Analysts also noted that favorable tax items -- such as resolution of previous tax disputes -- in the quarter put a misleading shine on the profit report, which explains why the numbers far exceeded analyst expectations. The tax items totaled more than half a billion dollars.
"While the headline number looked good, peering behind the results, a good portion of that was due to the one-time tax benefits that aren't likely to repeat," said Edward Jones Equity Research analyst Christian Mayes in an interview. Investors were looking for more improvement in the company's underlying business. "They probably still would have beat estimates but probably not by nearly as much."
Mayes noted that sales grew only 1 percent as profits grew 45 percent. "There's some disconnect there," he said, attributing the difference to the one-time tax bump.

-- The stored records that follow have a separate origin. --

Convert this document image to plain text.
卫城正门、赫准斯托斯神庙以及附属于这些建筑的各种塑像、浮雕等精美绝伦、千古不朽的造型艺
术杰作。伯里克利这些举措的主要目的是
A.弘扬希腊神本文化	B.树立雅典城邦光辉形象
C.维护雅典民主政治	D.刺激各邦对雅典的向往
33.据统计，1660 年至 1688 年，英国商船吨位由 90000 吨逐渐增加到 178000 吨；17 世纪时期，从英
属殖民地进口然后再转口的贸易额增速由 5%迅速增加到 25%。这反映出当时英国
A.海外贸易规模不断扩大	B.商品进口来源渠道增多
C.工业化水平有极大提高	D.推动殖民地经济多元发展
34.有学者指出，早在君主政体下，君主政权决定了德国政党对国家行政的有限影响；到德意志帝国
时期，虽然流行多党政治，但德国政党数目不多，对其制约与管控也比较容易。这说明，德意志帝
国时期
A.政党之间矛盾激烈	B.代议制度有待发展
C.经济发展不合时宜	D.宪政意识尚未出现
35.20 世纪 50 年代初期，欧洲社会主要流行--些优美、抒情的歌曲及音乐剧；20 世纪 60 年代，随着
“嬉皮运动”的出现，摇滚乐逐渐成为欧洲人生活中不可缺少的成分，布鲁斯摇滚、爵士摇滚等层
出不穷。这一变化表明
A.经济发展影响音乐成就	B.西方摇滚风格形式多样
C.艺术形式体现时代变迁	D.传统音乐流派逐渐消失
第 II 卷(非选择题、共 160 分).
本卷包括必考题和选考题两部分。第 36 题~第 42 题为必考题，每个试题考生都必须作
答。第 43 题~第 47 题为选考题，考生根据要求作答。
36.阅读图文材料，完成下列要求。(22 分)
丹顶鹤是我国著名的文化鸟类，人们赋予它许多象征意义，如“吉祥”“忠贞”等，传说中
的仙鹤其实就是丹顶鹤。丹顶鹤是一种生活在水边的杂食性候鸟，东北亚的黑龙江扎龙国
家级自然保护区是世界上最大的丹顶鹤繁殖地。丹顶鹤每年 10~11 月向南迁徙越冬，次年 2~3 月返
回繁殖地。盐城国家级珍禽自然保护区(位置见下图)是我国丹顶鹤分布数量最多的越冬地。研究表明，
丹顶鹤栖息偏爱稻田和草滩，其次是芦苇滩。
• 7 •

The tax benefit is also partly the reason for the increased profit outlook, he said.
"I think investors are looking through that and considering it to be not that high quality of an earnings result for this quarter," he said.
The company's commercial airplane business saw second-quarter revenue increase 5 percent to $14.3 billion on higher deliveries, which rose 7 percent to 181, including 30 Dreamliner jets, in the second quarter. The company's ability to churn out 787 Dreamliner jets is crucial to its financial performance this year as it is relying on commercial jets to offset a weak defense business.
While Boeing still loses money on each 787 it builds, it gets closer to breaking even as production increases. The planemaker delivered its first stretched Dreamliner 787-9 in the quarter.
The business segment booked 264 net orders during the quarter. Its backlog is more than 5,200 airplanes valued at a record $377 billion.
Boeing's commercial airline business is in a sweet spot now, Mayes said. Oil prices, a huge factor in the cost for airlines, are high enough that it makes sense to buy new fuel-efficient airplanes, but not so high that airlines have no money to buy new aircraft, he said. That coupled with demand from emerging economies around the world and low interest rates that allow airlines to economically borrow money to buy new planes has created a "perfect storm" -- in a good way -- for plane manufacturers, he said.
Boeing's defense business saw second-quarter revenue decline 5 percent, to $7.7 billion.
In response to a question Wednesday about McNerney's birthday next month and turning age 65, the CEO said he has no near-term plans to retire.
"Yeah, the heart will still be beating...I'll be working hard," he said. "There's no end in sight. We're continuing to build a succession plan and alternatives to succeed me eventually, but there's no discussion of it yet."